The pathologic status of the mediastinal nodes should be confirmed before a large chest wall resection is planned. Endobronchial ultrasound and endoscopic ultrasound with transbronchial or transesophageal biopsy are currently the procedures of choice. In selected cases, these procedures are supplemented with mediastinoscopy to reduce the false-negative rate as much as possible.

Surgical Resection

Depending on the location of the primary tumor and its extension into the chest wall, the incision is carefully chosen and may be centered on the anterior, lateral, or posterior chest wall. The thoracic cavity is entered away from the primary tumor, as every attempt should be made to obtain an en bloc resection with complete removal of the primary tumor together with the invaded chest wall to avoid any spillage of tumor cells in the pleural cavity. Video-assisted thoracoscopic surgery may be helpful for initial evaluation.

The precise margins to be obtained around the primary tumor have not been exactly determined, but most authors have agreed that at least 1 cm is required. Once the pleural space has been entered, chest wall involvement is evaluated and a determination is made as to whether an extrapleural resection or a full-thickness chest wall resection is required. Stoelben and Ludwig described four categories of chest wall involvement for determining the subsequent resection ( Table 30.1 ). When the tumor easily detaches from the chest wall in the extrapleural plane by finger dissection, this usually indicates only inflammatory adhesions that do not require chest wall resection. Frozen section analysis of suspicious areas of the parietal pleura may clarify this. When the tumor is densely adherent or frankly invades the chest wall, rib resection is indicated. For anterior tumors, resection of part or all of the sternum may be needed. For posterior tumors, resection of transverse processes or vertebral bodies may be needed, and a spine surgeon (either an orthopedic surgeon or a neurosurgeon) should work collaboratively with the thoracic surgeon. However, resection of these vertebral structures is infrequently seen outside the classic Pancoast (superior sulcus) position. To reduce trauma to the uninvolved extrathoracic muscles, rib resection can be performed from inside the chest with use of the technique described by Cerfolio et al.

Lobectomy or bilobectomy is the procedure of choice for pulmonary resection. A pneumonectomy is necessary in some cases, but it is a high-risk procedure when combined with extensive chest wall resection and should be performed only in centers with extensive experience.

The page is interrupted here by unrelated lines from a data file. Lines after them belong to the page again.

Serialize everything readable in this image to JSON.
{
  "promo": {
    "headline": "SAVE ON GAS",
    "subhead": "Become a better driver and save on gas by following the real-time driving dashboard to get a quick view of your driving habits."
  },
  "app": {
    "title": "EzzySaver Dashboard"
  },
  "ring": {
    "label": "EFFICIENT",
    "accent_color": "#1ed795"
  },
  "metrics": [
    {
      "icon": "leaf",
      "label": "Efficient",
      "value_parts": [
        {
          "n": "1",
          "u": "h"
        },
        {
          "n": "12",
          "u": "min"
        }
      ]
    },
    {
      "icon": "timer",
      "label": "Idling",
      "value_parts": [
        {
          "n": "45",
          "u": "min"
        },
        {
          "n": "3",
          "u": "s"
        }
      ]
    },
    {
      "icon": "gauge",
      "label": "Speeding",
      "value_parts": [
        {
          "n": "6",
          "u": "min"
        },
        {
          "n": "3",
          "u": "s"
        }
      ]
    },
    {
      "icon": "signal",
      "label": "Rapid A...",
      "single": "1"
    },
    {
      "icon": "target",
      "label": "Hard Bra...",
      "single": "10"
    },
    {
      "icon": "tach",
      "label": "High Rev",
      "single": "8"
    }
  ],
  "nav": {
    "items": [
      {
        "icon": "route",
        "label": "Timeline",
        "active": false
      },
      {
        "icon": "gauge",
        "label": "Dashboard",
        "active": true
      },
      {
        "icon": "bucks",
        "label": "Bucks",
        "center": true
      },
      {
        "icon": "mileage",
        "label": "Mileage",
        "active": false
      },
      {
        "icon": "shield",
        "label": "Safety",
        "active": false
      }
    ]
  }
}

Multiple techniques are available for reconstruction of the chest wall. No reconstruction is required for defects of 3 cm or less that are covered by the scapula. However, when the defect is located at the tip of the scapula, chest wall reconstruction is required to prevent entrapment of the scapula, which is a highly symptomatic complication that is associated with poor cosmetic results. Polypropylene and polyglactin meshes, polytetrafluoroethylene patches, and the so-called Marlex mesh with methylmethacrylate (MMM) sandwich technique are options for the reconstruction of large defects. Close cooperation with a plastic surgeon is required in situations in which soft-tissue reconstruction is needed to cover a chest wall prosthesis. Polytetrafluoroethylene is frequently used as the standard material. However, for large anterior or anterolateral defects, the MMM sandwich technique provides greater immediate chest wall stability ( Figs. 30.2A and 30.2B ) with the lowest risk of postoperative respiratory insufficiency. A new moldable system composed of titanium with connecting bars and rib clips is useful for obtaining a rigid basis when reconstructing the chest wall. This system is particularly useful for large defects associated with skin ulceration and infection, for which the MMM sandwich technique is contraindicated ( Fig. 30.3A–B ). Synthetic material should be covered by viable muscle or musculocutaneous flaps to reduce the risk of infection.